I wrote an initial version of the batch normalization here: https://github.com/rachtsingh/OpenNMT
Unfortunately it seems like the jury’s still a little out for what works and what doesn’t. I think this is a better way to parametrize it, which I put here but I’d like to experimentally verify that any of these provide a speedup.
Send a PR, with an example showing some preliminary results and we’ll add it. Also be sure to read the style guide.
Well I tried it and it seems to actually prevent convergence, so I’m holding off on making it a PR for now, until I can get to the bottom of this. I ran OpenNMT with no modifications on the first 100k sentences of the English -> German dataset and got this:
After adding batch normalization I got this:
Also I incorporated the layer-normalization technique described here and got this:
I suspect the reason it’s not working well is because we need to be storing population statistics for each time-step (i.e. the mean + variance over the entire dataset on the first iteration, and the second, etc.), though none of the Torch implementations I found did this.

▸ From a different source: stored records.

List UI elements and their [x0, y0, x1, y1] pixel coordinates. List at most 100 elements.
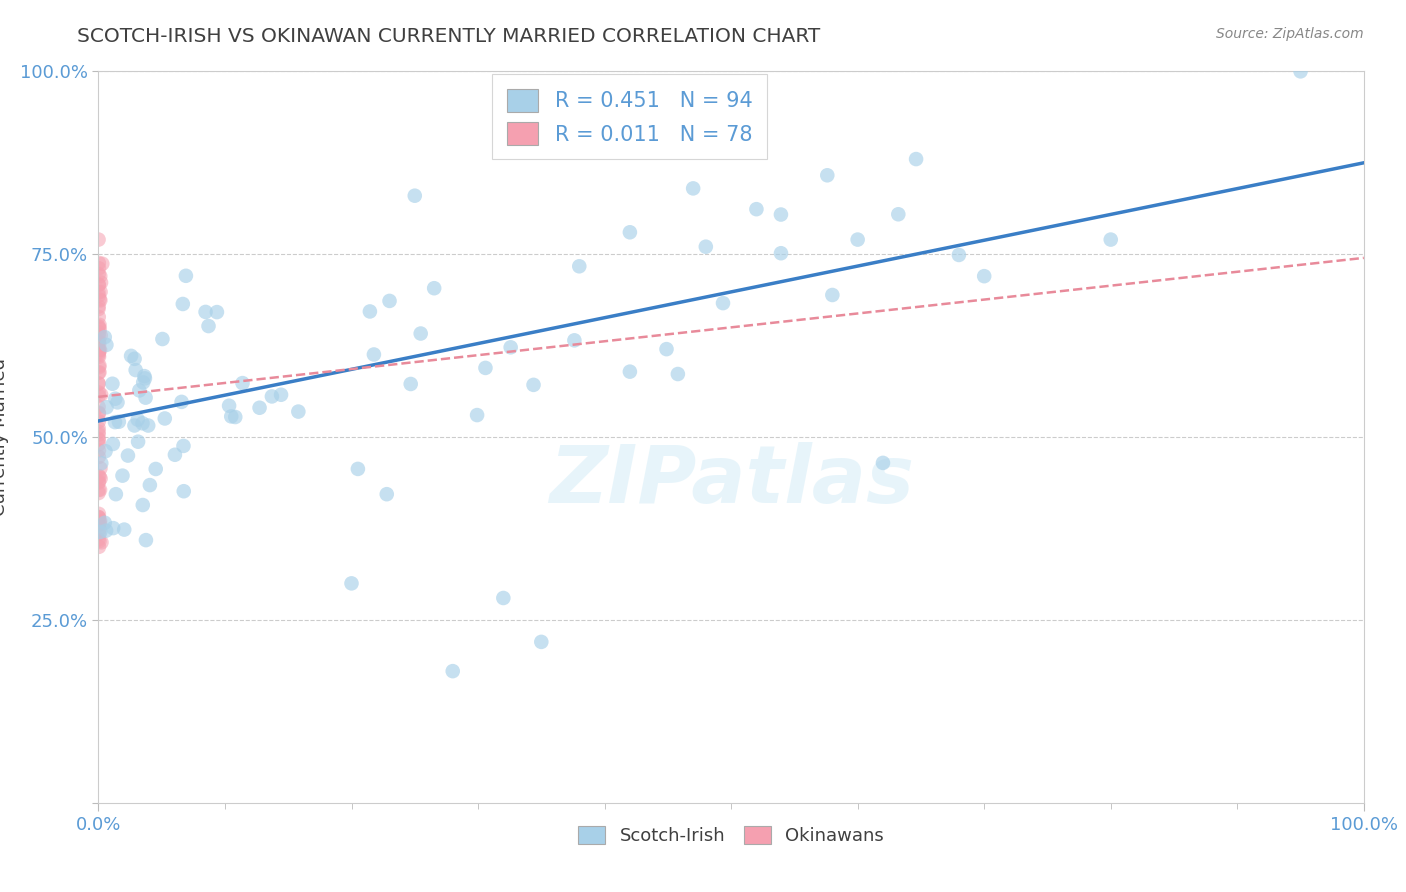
- Scotch-Irish: [821, 288, 844, 302]
- Okinawans: [87, 319, 110, 334]
- Scotch-Irish: [655, 342, 678, 356]
- Scotch-Irish: [474, 360, 496, 375]
- Okinawans: [87, 511, 110, 525]
- Okinawans: [89, 343, 111, 357]
- Scotch-Irish: [378, 293, 401, 308]
- Y-axis label: Currently Married: Currently Married: [0, 358, 8, 516]
- Okinawans: [87, 261, 110, 276]
- Okinawans: [90, 328, 112, 343]
- Okinawans: [87, 343, 110, 357]
- Scotch-Irish: [170, 395, 193, 409]
- Scotch-Irish: [108, 415, 131, 429]
- Okinawans: [89, 359, 111, 373]
- Scotch-Irish: [375, 487, 398, 501]
- Scotch-Irish: [132, 376, 155, 390]
- Okinawans: [87, 366, 110, 380]
- Scotch-Irish: [93, 516, 115, 530]
- Scotch-Irish: [124, 363, 146, 377]
- Scotch-Irish: [104, 487, 127, 501]
- Scotch-Irish: [94, 444, 117, 458]
- Okinawans: [87, 277, 110, 292]
- Okinawans: [89, 483, 111, 497]
- Okinawans: [89, 534, 111, 549]
- Okinawans: [91, 257, 114, 271]
- Scotch-Irish: [340, 576, 363, 591]
- Scotch-Irish: [564, 334, 586, 348]
- Okinawans: [87, 468, 110, 483]
- Okinawans: [87, 433, 110, 447]
- Text: ZIPatlas: ZIPatlas: [548, 442, 914, 520]
- Okinawans: [87, 288, 110, 302]
- Scotch-Irish: [973, 269, 995, 284]
- Okinawans: [87, 443, 110, 458]
- Okinawans: [87, 256, 110, 270]
- Okinawans: [89, 293, 111, 307]
- Scotch-Irish: [1099, 233, 1122, 247]
- Scotch-Irish: [948, 248, 970, 262]
- Scotch-Irish: [815, 169, 838, 183]
- Scotch-Irish: [117, 449, 139, 463]
- Okinawans: [87, 406, 110, 420]
- Okinawans: [87, 432, 110, 446]
- Scotch-Irish: [249, 401, 271, 415]
- Okinawans: [87, 320, 110, 334]
- Okinawans: [87, 437, 110, 451]
- Scotch-Irish: [619, 225, 641, 239]
- Scotch-Irish: [287, 404, 309, 418]
- Scotch-Irish: [260, 389, 283, 403]
- Okinawans: [89, 522, 111, 536]
- Okinawans: [87, 350, 110, 364]
- Scotch-Irish: [104, 392, 127, 406]
- Scotch-Irish: [153, 411, 176, 425]
- Scotch-Irish: [363, 347, 385, 361]
- Scotch-Irish: [111, 468, 134, 483]
- Text: Source: ZipAtlas.com: Source: ZipAtlas.com: [1216, 27, 1364, 41]
- Scotch-Irish: [132, 498, 155, 512]
- Scotch-Irish: [270, 388, 292, 402]
- Scotch-Irish: [94, 524, 117, 538]
- Okinawans: [89, 360, 111, 375]
- Scotch-Irish: [1289, 64, 1312, 78]
- Scotch-Irish: [90, 456, 112, 470]
- Okinawans: [87, 326, 110, 340]
- Scotch-Irish: [128, 384, 150, 398]
- Scotch-Irish: [465, 408, 488, 422]
- Scotch-Irish: [423, 281, 446, 295]
- Okinawans: [87, 425, 110, 439]
- Okinawans: [87, 334, 110, 349]
- Scotch-Irish: [872, 456, 894, 470]
- Okinawans: [87, 407, 110, 421]
- Scotch-Irish: [194, 305, 217, 319]
- Okinawans: [90, 471, 112, 485]
- Okinawans: [89, 318, 111, 332]
- Scotch-Irish: [172, 297, 194, 311]
- Scotch-Irish: [112, 523, 135, 537]
- Scotch-Irish: [103, 521, 125, 535]
- Okinawans: [89, 336, 111, 351]
- Scotch-Irish: [666, 367, 689, 381]
- Okinawans: [87, 507, 110, 521]
- Scotch-Irish: [124, 351, 146, 366]
- Scotch-Irish: [769, 246, 792, 260]
- Scotch-Irish: [104, 415, 127, 429]
- Okinawans: [87, 483, 110, 497]
- Okinawans: [87, 329, 110, 343]
- Okinawans: [87, 299, 110, 313]
- Okinawans: [87, 533, 110, 547]
- Okinawans: [89, 461, 111, 475]
- Scotch-Irish: [173, 484, 195, 499]
- Okinawans: [89, 322, 111, 336]
- Scotch-Irish: [905, 152, 928, 166]
- Scotch-Irish: [96, 338, 118, 352]
- Scotch-Irish: [174, 268, 197, 283]
- Scotch-Irish: [197, 319, 219, 334]
- Okinawans: [87, 414, 110, 428]
- Scotch-Irish: [131, 417, 153, 431]
- Scotch-Irish: [205, 305, 228, 319]
- Okinawans: [87, 376, 110, 391]
- Scotch-Irish: [409, 326, 432, 341]
- Okinawans: [89, 469, 111, 483]
- Okinawans: [87, 233, 110, 247]
- Okinawans: [87, 475, 110, 490]
- Scotch-Irish: [127, 412, 149, 426]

EDIT: the above is wrong. Because of the way the clones are set up, the network does accurately track statistics per-time-step and shares the weight and bias correctly. So I’ll keep thinking about why it’s not working correctly.
You should disable memory optimization during your experiments when you add new modules:
Otherwise, you should protect
nn.BatchNormalization's input from being shared across clones. See:
Perfect! I didn’t see
MemoryOptimizer (OpenNMT has changed a lot from seq2seq-attn!) and this was definitely the issue.
Now, batch normalization converges (slightly) faster than the baseline model. Unfortunately there’s still a wall clock slowdown, so it’s not a panacea, but I think given the right combination of (complexity of model, dataset size, batch size) it’ll be a useful enough optimization to put it in master. I also think that layer normalization will perform better, so I’ll test that and see if I can make a good set of benchmarks to compare them.
I’ll make a PR (or two) tomorrow. Happy New Years and thanks!
Ah, actually there’s a sticking point - do we need this optimization here? https://github.com/OpenNMT/OpenNMT/blob/master/onmt/modules/Sequencer.lua#L108 (and on lines 120+130)
This is intended to reduce memory usage during evaluation when loading from a saved model, right? If this is intended to be kept around I’ll refactor
LSTM to store the time-step dependent statistics in a packable format independent of cloning before making the PR.
Can you be more specific about why this is an issue? I wouldn’t call it an “optimization” as much as the reason eval time is much simpler than training.